- Title: MIARMA: An information preserving method for filling gaps in time series (Application to CoRoT light curves)
- Authors: J. Pascual-Granado, R. Garrido, J. C Suárez
- First Author’s Institution: Instituto de Astrofísica de Andalucía – CSIC, 18008, Granada, Spain
- Paper Status: Submitted to A&A
“Music is the silence between the notes.” – Claude Debussy
Astronomical data gathered over time has gaps. For instance, when using a ground-based telescope, there is the pesky fact that roughly half of every 24-hour period is lit by the Sun. Or, the star you want to look at isn’t above the horizon, or clouds are blocking it. Even the most reliable space telescopes suffer from occasional pauses in their otherwise constant watchfulness.
Why are gaps a problem?
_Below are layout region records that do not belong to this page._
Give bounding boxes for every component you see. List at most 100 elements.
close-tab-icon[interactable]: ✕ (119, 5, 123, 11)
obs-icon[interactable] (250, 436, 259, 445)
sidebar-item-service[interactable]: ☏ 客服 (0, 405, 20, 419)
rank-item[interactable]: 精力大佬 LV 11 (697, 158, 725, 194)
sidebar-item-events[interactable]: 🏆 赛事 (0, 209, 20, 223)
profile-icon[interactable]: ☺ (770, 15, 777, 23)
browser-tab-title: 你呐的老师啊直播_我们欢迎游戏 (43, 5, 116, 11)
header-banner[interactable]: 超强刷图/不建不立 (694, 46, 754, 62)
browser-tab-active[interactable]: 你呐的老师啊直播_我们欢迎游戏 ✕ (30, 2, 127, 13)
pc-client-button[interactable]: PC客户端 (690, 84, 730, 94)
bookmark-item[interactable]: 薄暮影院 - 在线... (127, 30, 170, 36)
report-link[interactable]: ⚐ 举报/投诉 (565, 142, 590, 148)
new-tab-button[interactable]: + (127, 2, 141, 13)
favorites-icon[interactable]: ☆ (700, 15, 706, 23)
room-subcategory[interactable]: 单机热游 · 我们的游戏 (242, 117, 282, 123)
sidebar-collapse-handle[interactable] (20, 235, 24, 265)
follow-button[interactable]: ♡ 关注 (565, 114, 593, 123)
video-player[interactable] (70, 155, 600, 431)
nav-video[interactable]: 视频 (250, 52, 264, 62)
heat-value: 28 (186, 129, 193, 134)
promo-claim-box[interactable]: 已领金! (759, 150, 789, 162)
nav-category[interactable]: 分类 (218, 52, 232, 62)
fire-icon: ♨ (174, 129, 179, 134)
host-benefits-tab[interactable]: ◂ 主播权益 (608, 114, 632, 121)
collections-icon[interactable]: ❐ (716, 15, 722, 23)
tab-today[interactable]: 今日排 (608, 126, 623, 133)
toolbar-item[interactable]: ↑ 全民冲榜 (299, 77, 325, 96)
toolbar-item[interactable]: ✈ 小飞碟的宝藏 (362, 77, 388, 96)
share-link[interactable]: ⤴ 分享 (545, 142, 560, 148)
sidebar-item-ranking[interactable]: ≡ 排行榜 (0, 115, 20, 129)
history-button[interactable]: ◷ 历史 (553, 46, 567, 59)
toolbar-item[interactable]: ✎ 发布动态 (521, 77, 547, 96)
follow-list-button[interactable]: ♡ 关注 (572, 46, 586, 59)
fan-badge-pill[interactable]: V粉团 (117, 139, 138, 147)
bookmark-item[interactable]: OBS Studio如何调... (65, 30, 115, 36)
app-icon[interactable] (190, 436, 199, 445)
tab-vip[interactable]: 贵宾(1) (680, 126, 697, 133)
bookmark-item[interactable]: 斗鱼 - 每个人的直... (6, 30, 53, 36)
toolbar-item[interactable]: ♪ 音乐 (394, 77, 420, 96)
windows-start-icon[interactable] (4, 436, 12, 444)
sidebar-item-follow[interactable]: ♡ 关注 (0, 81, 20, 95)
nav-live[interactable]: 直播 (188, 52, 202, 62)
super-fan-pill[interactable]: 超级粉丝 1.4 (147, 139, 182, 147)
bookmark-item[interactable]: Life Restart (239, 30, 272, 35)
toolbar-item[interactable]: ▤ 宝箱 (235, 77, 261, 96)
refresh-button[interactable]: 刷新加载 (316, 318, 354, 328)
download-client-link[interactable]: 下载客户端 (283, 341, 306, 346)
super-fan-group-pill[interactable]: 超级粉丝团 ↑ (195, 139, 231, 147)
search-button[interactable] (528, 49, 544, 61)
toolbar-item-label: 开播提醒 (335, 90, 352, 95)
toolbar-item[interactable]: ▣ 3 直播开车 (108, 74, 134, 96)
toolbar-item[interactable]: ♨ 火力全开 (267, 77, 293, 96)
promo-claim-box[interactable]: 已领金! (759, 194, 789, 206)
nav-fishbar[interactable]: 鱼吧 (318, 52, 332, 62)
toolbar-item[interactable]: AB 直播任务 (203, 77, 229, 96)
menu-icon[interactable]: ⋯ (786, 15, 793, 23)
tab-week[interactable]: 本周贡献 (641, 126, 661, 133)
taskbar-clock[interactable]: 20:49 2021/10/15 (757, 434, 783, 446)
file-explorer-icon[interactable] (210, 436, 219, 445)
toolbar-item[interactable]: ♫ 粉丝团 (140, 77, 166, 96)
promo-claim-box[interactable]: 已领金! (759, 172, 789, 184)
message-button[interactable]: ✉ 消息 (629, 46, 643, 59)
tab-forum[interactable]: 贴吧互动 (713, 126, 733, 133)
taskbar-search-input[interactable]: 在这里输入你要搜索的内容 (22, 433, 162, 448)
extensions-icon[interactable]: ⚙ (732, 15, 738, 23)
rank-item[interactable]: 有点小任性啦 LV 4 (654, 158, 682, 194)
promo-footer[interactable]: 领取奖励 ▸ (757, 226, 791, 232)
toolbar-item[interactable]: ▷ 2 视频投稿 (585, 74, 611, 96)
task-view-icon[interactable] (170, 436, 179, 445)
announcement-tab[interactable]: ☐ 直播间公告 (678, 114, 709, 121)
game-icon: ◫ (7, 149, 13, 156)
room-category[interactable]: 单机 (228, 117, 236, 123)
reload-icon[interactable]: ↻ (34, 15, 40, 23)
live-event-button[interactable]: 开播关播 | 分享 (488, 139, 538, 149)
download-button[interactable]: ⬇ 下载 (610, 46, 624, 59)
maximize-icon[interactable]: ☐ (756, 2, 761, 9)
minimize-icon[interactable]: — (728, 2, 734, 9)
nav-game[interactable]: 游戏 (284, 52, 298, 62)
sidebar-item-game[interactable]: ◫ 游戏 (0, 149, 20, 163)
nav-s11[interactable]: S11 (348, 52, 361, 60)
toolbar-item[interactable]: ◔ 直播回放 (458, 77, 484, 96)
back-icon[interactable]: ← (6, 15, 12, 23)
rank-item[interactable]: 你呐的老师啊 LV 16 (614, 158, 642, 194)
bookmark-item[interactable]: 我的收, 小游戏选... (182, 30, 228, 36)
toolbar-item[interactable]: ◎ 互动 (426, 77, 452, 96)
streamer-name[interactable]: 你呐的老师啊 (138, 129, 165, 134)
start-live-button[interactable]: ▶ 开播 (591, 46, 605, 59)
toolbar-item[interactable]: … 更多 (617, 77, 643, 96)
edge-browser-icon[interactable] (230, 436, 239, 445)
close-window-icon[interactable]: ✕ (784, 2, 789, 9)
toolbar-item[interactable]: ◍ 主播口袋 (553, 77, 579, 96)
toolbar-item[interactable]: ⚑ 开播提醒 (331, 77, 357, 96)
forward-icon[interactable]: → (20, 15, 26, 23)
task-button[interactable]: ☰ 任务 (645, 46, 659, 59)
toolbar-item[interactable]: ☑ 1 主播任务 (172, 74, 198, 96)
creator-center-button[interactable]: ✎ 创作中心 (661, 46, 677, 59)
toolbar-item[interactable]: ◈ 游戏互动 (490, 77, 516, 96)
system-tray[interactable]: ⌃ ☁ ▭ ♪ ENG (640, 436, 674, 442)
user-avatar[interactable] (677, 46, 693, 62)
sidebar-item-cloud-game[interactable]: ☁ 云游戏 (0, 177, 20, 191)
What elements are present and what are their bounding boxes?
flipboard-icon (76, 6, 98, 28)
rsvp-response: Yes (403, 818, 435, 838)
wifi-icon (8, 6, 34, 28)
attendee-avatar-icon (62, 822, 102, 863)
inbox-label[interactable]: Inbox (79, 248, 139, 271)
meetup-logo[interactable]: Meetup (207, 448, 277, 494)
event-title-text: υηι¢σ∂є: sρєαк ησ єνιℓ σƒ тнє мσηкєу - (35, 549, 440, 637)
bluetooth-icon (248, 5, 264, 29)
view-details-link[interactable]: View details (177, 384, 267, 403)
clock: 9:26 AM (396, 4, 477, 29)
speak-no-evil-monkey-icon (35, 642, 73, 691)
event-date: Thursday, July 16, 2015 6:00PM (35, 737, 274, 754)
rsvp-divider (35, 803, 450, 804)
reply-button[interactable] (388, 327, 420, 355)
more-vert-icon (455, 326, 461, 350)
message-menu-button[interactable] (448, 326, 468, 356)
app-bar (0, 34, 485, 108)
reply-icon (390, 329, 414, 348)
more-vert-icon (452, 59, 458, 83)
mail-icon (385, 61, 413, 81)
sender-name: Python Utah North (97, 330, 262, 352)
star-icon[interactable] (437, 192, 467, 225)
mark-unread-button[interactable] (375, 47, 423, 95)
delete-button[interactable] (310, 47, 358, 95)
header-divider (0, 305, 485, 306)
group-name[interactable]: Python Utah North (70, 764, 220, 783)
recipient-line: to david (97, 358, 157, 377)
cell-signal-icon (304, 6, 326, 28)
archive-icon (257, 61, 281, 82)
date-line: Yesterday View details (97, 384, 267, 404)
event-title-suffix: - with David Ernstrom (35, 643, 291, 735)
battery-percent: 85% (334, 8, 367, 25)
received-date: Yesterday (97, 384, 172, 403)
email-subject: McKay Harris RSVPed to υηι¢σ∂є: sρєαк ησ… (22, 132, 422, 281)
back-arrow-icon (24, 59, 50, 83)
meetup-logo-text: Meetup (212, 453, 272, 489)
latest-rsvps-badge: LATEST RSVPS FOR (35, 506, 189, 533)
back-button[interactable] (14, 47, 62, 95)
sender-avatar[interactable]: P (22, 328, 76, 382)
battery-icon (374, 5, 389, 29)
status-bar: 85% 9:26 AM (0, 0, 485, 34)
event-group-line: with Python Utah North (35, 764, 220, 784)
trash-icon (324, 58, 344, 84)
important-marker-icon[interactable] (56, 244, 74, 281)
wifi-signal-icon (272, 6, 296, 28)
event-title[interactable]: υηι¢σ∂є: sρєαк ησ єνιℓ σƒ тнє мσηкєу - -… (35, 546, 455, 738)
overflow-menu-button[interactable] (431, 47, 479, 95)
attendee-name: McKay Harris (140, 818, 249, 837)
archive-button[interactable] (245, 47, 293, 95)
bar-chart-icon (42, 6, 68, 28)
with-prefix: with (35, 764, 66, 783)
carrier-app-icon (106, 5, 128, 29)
Can’t astronomers just analyze the short chunks of data that don’t have gaps? Besides, no observation is truly continuous: there is always some gap between data points. Why should slightly longer or shorter gaps really make a difference?
The answer: Fourier transforms.
The Fourier transform “is like a mathematical prism—you feed in a wave and it spits out the ingredients of that wave.” (Read more of the superb Nautilus piece explaining the Fourier transform here.) It is an incredibly versatile data analysis tool. But in order for it to work perfectly, there are a couple important rules. First, the starting wave, or dataset, can have no beginning or end. Second, all the data points must be evenly spaced.
Of course, those of us leftward-of-mathematician on the field purity scale know that gap-free, infinite observations are never going to happen. So we need to fill gaps and mask edges. Today’s paper takes a look at how this is often done (spoiler: not carefully enough), and proposes a new gap-filling method to better preserve all the information in stellar light curves.
The image above compares two slightly different Fourier transforms of a pulsating Delta Scuti star light curve, observed by the CoRoT satellite. The blue transform uses a common gap-filling technique: linear interpolation. This is simply drawing a straight line from the last point before a gap to the first point after it and pretending points on that line are observations with the same regular spacing as the real data. In contrast, the red transform uses a new algorithm called MIARMA to fill gaps in the light curve. As you can see, the frequencies and their heights and patterns are very different between these two methods. Since the main goal of asteroseismology is to learn about the insides of stars by studying their oscillation frequencies, you had better be sure you are studying the correct frequencies!
Pascual-Granada et al. create the MIARMA algorithm using an autoregressive moving average (ARMA) model. In essence, it looks at data on either side of a gap to predict what happens after the gap ends and before it begins—an autoregression, and it does this many times for each gap with different combinations of data points—a moving average.
To demonstrate MIARMA preserves information better than linear interpolation, the authors test it on three different variable stars observed with CoRoT. They study the Delta Scuti pulsator described above, a Be star with longer time variations, and a rapidly-varying solar-type star.
Overall, MIARMA makes the biggest difference for the two stars with light curves that vary more slowly. For these, frequency spikes present in the linear interpolation case match with how often gaps tend to occur. The MIARMA Fourier transform lacks these telltale spikes and is free of aliasing—a common problem in signal processing in which incorrect frequencies and amplitudes are inferred because you aren’t recording data often enough. But the choice of gap-filler does not matter as much for more rapidly-varying solar-type stars. This makes sense because the typical separation between two gaps is long compared to how quickly the star is varying. As a result, the scientifically interesting frequencies are less susceptible to being affected by the gaps.
The authors report that their new method will be used to process all CoRoT data going forward, and can be adapted to work with Kepler data too. This is an important reminder that scientists must deeply understand their data. Sometimes the most problematic data points are none at all.
I like Debussy’s quote. Thanks for featuring our algorithm.